Speaker
Description
In many real-world systems, successfully represented as networks, interactions are not limited to dyads, but often involve three or more nodes at a time. Under this condition, a better description of the system is given by hypergraphs, where hyperlinks encode higher-order interactions among a group of nodes. We discuss an analytic and computational approach to filter hypergraphs by identifying those hyperlinks that are over-expressed with respect to a random null hypothesis and represent the most relevant higher-order connections [1]. We apply our method to a class of synthetic benchmarks and to several datasets, showing that the method highlights hyperlinks that are more informative than those extracted with pairwise approaches.
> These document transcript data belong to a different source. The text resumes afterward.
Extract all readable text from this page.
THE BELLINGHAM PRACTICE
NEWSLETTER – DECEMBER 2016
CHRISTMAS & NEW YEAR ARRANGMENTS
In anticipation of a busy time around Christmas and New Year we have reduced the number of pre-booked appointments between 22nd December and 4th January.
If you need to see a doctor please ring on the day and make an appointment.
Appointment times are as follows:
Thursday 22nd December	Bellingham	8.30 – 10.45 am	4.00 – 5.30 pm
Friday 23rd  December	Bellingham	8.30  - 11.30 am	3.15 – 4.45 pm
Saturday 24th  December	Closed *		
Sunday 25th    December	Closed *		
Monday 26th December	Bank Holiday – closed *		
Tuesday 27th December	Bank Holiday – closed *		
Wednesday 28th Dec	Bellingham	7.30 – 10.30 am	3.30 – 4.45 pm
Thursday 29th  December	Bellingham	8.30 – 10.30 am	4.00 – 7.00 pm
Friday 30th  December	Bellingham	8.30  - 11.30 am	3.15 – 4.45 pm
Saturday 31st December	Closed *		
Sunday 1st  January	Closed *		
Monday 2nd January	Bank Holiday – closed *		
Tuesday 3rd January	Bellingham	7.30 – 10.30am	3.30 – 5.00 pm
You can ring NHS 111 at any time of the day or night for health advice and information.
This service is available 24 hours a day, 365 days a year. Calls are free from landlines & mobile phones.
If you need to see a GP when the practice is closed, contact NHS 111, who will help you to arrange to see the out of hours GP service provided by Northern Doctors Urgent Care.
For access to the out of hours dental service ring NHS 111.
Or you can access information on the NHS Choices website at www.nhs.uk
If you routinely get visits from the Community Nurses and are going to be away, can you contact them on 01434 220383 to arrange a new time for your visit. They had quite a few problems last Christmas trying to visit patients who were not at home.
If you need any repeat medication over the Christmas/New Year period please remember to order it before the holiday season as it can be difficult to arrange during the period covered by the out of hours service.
We also discuss a method for the detection of Statistically Validated Simplices. Statistically validated simplices represent the maximal sets of nodes of any size that consistently interact collectively and do not include co-interacting nodes that appears only occasionally [2].
[1] Musciotto, F., Battiston, F. and Mantegna, R.N., 2021. Detecting informative higher-order interactions in statistically validated hypergraphs. Communications Physics, 4(1), pp.1-9.
[2] Musciotto, F., Battiston, F. and Mantegna, R.N., 2022. Identifying maximal sets of significantly interacting nodes in higher-order networks. arXiv preprint arXiv:2209.12712.